Tim Ireland points to a history of the scene which describes his involvement. It wasn’t raves he organised, but rather a political campaigning group which opposed the then Tory government’s crackdown, or at least claimed to. I say “claimed to” because it strikes me as unlikely that someone on David Hart‘s staff would have flipped across the spectrum quite that far and so quickly.
In terms of policing history, there’s no time at all between the Miners’ Strike and the rave/road protest crackdown. Some would say they overlapped, if you date from the Beanfield. And he does seem to have known his way around Queen Anne’s Gate rather well:
I remember being at something at the Home Office, I ended up in this blazing row [with a Home Office official]. He said ‘look, I know who you are, we know all about you’, became I had a Special Branch record from being in politics, working in extreme groups.
One wonders what he was doing at the Home Office. One also wonders what he was doing not long before than in Johannesburg. Nice friends you’ve got there, as they say.
reading your remarks on Home Office Intelligence and Security, further your refference to “being known ” by the Special Branch as an extremist, I find it hard to understand you and those like you as I am sure you would be amongst the first to cry shame if you were not protected and allowed topersue that which you call freedom but don’t want to subscribe to its very considerable cost, but you seek to slate those who are able and at no small cost to them selves do ensure you have a less than ideal but liveable world to exist in.
Why do I find the remarks of you and those like you offensive in the extreme?

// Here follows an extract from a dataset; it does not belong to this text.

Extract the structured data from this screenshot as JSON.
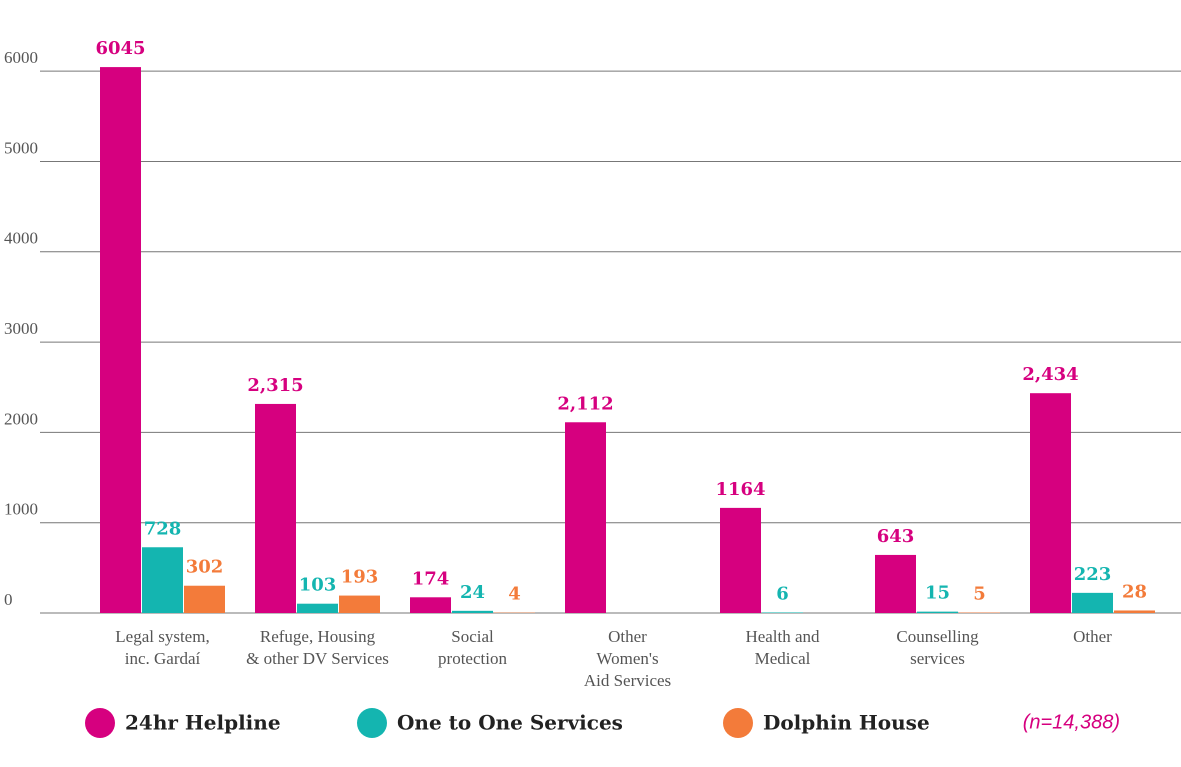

Before “retirement” I was one of those unknown guardians of your right to life, and all the riches freedom allows. I did it freely and with my own conviction!! My reward? I was am Officer and a Gentleman, who however couldn’t even take my own wife or even mother into my confidence as to what I did for my country and fellows. To receive decorations amongst the highest this country, and others have to offer but only be able to look at them myself and remember that which I thought to be for the betterment of my Oh so ungrateful fellows.
That said ,at least I do have the memories of time past and deeds done, and i hope things made better. —- What do you and yours have left over—-anything?I doubt it, but what ever you think you achieve why oh why knock those who do it for you selflessly, think before you condem!!!
A somewhat Mad Major (ex SAS ex Home Office ex SIS)!